C’est dans cette voie dangereuse que va s’insérer toute une réaction critique, adepte de l’étatisation de l’économie. La première grande opposition à ce point de vue presque unanimement partagé nous est venu en France d’un économiste bien connu : Léon Walras, dans un mémoire intitulé L’État et les chemins de fer, datant de l’année 1875. Walras y postule, sans doute parce que cela arrange la suite de son raisonnement, la différence « fondamentale » entre les « produits d’intérêt privé » et les « produits d’intérêt public ». Les seconds sont ces biens ou services qui, selon lui, n’intéressent pas les individus eux-mêmes mais uniquement la communauté ; et les chemins de fer, soutient Walras, rentrent dans cette seconde catégorie. Citons ses mots :
« Les services et produits d’intérêt public sont théoriquement ceux qui intéressent les hommes comme membres de la communauté ou de l’État procédant d’autorité à l’établissement des conditions sociales, c’est-à-dire à la satisfaction de besoins qui sont les mêmes pour tous et qui sont égaux pour tous. »
Cela est assez troublant, puisqu’on ne saurait convenir que le transport fer-roviaire nous est indifférent à nous individus : notre besoin de transport se fait sentir en nous, tout comme le besoin de logement. Ensuite, s’il est certain que le transport rapproche les hommes, cela ne saurait constituer un argument en faveur du monopole, ou alors il faudrait retirer à la concurrence les restaurants et les clubs sportifs, parce qu’eux aussi rapprochent les hommes. Quoi qu’il en soit, il conclue :
« Ce n’est donc qu’exceptionnellement que l’État peut attendre de la concurrence la production des services ou produits d’intérêt public ; en général, il doit les produire lui-même, et s’il a des raisons de vouloir, non seulement que ces services ou produits soient consommés, mais qu’ils le soient dans certaines conditions, il peut toujours déclarer qu’il les produira seul : en termes techniques, il peut s’en réserver le monopole. »

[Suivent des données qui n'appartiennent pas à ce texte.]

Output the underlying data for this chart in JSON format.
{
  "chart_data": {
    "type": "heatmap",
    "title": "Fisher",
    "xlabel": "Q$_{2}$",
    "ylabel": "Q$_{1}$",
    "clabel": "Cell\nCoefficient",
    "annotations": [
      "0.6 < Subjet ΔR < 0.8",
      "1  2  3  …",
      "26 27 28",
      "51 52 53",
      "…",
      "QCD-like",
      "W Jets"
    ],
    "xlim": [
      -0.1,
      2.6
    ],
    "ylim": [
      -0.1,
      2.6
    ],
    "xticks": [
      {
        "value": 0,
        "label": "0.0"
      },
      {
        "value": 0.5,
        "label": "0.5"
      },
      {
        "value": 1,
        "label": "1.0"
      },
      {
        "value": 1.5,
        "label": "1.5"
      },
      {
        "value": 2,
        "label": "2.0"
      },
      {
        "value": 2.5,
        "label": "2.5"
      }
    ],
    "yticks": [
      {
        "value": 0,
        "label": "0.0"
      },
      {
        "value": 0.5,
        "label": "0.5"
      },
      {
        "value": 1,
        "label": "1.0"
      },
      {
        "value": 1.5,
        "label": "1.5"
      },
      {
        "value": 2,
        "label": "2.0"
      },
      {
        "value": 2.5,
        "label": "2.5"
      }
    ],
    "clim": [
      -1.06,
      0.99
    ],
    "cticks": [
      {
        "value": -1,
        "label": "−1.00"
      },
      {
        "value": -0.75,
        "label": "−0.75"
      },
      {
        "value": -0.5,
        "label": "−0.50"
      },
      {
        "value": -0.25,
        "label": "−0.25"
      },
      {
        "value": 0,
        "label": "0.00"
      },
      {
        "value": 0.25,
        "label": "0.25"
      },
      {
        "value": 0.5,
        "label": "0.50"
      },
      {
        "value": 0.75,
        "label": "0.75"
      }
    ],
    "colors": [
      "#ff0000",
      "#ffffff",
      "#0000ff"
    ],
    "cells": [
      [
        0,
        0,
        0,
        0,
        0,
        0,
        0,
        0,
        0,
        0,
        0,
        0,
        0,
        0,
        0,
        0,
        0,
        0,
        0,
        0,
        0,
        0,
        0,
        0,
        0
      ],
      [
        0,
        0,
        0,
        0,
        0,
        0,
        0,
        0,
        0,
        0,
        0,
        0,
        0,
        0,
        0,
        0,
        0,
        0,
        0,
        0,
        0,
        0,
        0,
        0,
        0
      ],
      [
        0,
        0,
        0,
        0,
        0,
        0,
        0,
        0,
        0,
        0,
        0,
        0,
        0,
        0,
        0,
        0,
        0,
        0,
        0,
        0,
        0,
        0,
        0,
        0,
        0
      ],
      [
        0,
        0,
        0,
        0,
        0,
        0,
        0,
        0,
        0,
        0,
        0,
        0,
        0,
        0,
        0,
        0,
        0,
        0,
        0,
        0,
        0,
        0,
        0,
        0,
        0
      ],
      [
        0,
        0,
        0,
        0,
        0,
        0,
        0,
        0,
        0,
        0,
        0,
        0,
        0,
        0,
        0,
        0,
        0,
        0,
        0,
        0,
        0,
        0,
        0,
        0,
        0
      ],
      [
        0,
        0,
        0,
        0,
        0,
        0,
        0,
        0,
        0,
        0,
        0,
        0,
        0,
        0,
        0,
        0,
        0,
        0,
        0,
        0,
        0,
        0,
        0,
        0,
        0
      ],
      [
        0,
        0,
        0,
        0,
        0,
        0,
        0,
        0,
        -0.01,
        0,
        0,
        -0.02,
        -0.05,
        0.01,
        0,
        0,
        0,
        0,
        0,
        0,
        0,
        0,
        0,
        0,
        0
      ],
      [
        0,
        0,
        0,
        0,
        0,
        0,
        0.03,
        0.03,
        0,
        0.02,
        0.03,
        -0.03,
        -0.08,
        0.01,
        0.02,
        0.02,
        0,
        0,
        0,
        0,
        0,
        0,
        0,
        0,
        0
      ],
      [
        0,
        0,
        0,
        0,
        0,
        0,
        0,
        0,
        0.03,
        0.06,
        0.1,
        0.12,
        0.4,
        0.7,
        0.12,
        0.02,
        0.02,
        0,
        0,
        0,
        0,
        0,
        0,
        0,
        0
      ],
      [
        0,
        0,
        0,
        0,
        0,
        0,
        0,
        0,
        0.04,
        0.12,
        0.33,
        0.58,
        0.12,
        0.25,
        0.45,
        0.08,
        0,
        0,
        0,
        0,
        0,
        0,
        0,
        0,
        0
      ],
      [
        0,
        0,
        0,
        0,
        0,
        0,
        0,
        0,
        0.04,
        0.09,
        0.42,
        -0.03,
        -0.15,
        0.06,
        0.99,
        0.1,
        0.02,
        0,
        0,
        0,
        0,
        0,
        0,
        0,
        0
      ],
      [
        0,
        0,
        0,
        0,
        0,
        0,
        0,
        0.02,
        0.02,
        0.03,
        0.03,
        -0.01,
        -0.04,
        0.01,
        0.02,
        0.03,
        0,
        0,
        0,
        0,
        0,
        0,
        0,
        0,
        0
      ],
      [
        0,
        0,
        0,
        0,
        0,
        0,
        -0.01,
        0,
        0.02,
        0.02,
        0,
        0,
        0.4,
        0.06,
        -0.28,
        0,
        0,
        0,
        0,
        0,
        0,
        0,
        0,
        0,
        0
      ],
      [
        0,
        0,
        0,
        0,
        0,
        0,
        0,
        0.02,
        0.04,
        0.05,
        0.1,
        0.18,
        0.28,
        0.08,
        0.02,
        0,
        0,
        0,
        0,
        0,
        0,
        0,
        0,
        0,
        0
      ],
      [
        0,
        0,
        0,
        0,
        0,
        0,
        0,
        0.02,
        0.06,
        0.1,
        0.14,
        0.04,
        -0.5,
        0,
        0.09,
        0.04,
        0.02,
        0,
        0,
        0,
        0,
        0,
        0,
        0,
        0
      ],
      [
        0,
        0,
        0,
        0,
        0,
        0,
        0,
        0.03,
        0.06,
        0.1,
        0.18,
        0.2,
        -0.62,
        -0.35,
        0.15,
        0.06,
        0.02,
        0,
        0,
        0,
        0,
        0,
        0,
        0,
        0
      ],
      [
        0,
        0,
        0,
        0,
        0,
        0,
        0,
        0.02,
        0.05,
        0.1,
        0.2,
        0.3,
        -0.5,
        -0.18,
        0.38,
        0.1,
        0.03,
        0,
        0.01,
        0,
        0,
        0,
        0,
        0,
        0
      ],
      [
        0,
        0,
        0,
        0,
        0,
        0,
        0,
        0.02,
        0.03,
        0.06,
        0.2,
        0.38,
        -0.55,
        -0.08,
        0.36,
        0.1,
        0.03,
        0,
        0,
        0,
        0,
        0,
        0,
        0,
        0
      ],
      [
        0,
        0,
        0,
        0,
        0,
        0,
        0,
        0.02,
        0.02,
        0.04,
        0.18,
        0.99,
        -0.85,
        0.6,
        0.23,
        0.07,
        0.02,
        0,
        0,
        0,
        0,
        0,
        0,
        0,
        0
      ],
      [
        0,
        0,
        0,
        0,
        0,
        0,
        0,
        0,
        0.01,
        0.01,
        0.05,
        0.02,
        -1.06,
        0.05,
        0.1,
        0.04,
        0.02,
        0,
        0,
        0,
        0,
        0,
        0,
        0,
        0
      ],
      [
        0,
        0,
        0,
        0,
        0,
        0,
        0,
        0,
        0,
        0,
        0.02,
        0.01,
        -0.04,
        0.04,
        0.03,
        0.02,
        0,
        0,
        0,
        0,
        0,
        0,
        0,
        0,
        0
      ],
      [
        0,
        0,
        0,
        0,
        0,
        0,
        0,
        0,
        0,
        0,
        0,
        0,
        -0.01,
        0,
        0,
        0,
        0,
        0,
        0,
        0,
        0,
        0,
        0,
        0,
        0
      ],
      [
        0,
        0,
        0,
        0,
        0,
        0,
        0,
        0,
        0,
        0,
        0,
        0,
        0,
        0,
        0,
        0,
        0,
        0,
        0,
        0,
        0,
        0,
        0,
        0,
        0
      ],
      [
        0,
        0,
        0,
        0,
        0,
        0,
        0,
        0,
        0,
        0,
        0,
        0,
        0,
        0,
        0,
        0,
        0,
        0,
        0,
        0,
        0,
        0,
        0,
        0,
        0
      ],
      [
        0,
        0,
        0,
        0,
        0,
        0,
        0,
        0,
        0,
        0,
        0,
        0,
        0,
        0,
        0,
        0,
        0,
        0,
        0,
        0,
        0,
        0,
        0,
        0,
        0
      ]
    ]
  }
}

Là encore, la conclusion est étonnante. Si l’initiative individuelle ne peut fonctionner pour les chemins de fer, et si donc des entreprises privées ne peuvent fournir l’offre de transport ferroviaire, alors pourquoi fournir à l’État un monopole ? Les entreprises privées ne sauraient s’insérer sur ce marché, donc à quoi beau créer des barrières pour les en prévenir ? Walras écarte cette objection en prétextant que si l’Etat « a des raisons de vouloir » un mode de fonctionnement particulier sur un marché, « il peut toujours déclarer » qu’il s’en réserve un monopole. L’objection, en effet, tombe, mais la liberté individuelle, et ce qui fait l’essence même d’une économie de marché tombe avec elle : il suffit pour l’Etat de « vouloir » et de « déclarer », pour qu’un abus se transforme tout à coup en loi, et que la concurrence soit rendu illégale sur tout un pendant de l’économie.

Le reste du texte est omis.